Automatic Prompt Token Budgeting

Sidecar automatically reduces prompt size during task prompt compilation to lower token usage while preserving prompt quality.

Beta: Prompt token budgeting is currently in beta and may evolve as we tune trimming behavior and metadata.

What it does

When Sidecar compiles an execution brief (sidecar prompt compile or task execution flow), it:

Estimates prompt size.
Keeps required execution-critical sections.
Deduplicates repeated items.
Trims optional high-volume context sections only when needed.
Adds concise overflow references (for example: + 12 more ... (see task packet for full list)).

Required sections always preserved

Task
Objective
Why this matters
Constraints
Validation
Definition of done
Runner guidance
Final response format

Optional sections that may be trimmed

In scope
Out of scope
Read these first (files_to_read)
Avoid changing (files_to_avoid)
Linked decisions
Linked notes

Budget behavior (current defaults)

Target prompt budget: 1200 estimated tokens
Safety ceiling: 1500 estimated tokens

If the baseline prompt is under budget, no trimming happens.
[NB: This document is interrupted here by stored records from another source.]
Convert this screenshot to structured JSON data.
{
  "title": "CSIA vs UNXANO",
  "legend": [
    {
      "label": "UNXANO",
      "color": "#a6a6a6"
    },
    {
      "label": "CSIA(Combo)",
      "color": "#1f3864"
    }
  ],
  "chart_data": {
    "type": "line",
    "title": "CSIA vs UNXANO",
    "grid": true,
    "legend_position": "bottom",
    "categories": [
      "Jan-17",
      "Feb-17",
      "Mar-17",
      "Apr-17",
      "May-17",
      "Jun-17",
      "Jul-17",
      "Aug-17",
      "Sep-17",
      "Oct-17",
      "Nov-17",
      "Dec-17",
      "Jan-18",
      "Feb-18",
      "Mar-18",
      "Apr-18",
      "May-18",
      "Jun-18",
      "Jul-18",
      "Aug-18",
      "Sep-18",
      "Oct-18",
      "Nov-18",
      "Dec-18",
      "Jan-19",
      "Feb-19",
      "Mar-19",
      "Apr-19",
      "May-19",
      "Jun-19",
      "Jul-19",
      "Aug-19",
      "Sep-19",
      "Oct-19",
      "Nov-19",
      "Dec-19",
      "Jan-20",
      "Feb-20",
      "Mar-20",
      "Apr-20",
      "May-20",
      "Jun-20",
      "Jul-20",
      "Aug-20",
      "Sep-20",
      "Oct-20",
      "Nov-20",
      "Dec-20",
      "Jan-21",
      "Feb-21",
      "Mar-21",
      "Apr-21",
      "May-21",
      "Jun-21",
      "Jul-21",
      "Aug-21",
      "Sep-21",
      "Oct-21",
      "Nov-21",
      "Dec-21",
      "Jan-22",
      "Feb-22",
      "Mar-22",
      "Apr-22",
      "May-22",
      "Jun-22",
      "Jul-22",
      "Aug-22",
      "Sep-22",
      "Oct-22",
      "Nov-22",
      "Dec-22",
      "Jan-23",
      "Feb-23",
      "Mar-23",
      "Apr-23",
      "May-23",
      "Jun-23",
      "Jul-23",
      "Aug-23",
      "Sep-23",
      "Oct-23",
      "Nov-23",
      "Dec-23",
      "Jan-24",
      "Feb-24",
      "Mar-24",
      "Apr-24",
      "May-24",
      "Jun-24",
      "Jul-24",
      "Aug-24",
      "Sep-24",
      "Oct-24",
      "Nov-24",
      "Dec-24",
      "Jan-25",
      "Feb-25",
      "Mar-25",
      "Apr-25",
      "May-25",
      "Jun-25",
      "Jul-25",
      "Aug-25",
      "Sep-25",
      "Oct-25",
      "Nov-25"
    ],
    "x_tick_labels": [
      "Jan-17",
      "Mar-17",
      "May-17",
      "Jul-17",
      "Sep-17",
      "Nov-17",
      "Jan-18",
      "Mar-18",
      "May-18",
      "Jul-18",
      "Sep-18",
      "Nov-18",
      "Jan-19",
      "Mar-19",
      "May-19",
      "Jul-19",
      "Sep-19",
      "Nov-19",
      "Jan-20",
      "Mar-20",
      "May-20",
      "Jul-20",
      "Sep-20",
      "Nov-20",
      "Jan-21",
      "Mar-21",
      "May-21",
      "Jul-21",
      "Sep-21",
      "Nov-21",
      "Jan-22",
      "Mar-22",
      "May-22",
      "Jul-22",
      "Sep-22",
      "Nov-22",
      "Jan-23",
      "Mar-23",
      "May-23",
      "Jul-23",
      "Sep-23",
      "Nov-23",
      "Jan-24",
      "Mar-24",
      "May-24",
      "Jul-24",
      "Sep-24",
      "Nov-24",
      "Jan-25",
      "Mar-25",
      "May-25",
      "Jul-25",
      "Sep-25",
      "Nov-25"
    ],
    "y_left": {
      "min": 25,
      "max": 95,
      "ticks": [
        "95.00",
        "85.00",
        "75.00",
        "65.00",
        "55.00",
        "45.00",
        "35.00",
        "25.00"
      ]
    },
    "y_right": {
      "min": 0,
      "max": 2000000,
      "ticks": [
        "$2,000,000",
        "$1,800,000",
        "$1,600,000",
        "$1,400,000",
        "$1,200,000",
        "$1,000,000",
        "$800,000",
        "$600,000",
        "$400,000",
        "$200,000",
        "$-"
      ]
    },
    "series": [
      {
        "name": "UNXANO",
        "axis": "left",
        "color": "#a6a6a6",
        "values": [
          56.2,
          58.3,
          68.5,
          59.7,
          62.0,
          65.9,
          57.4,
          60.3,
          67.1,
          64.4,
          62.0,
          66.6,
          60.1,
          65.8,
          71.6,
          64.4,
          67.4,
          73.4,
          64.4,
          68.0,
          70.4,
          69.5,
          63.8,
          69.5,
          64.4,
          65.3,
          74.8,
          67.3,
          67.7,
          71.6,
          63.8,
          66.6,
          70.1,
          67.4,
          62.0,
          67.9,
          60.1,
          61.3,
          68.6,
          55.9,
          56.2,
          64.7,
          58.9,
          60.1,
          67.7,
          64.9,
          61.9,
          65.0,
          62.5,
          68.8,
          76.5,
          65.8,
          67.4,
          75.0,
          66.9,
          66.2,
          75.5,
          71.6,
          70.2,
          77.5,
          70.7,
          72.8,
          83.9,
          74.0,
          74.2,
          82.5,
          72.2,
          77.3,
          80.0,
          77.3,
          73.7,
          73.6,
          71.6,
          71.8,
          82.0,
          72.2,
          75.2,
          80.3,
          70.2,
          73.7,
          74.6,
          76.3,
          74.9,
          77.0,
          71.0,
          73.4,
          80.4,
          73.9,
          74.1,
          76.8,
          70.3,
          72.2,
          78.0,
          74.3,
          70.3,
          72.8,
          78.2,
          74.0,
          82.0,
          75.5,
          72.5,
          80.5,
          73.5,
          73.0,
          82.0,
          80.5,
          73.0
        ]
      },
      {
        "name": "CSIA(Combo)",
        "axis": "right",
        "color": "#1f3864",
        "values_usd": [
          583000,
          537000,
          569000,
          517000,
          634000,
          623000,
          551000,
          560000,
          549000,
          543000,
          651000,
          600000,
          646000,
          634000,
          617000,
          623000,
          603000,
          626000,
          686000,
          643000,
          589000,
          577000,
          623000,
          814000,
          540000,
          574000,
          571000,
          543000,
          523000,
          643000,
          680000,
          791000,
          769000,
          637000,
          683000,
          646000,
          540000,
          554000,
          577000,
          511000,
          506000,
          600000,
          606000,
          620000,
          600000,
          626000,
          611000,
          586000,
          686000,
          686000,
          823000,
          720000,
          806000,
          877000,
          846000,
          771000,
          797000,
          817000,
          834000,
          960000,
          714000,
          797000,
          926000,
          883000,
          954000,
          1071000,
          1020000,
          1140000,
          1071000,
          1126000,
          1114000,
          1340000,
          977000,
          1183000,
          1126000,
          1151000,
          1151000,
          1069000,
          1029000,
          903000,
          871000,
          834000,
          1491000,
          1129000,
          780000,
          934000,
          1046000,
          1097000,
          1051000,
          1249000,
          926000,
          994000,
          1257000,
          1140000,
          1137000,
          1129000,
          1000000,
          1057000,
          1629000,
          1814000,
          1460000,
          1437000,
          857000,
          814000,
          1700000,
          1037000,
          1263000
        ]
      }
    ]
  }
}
Where to see optimization results

Prompt optimization metadata is attached to run records and prompt compile output:

prompt_tokens_estimated_before
prompt_tokens_estimated_after
prompt_budget_target
prompt_trimmed_sections

Example output (JSON)

 prompt_optimization json 
 {
  "prompt_optimization": {
    "estimated_tokens_before": 5881,
    "estimated_tokens_after": 774,
    "budget_target": 1200,
    "budget_max": 1500,
    "trimmed_sections": [
      "in_scope",
      "out_of_scope",
      "files_to_read",
      "related_decisions",
      "related_notes"
    ]
  }
}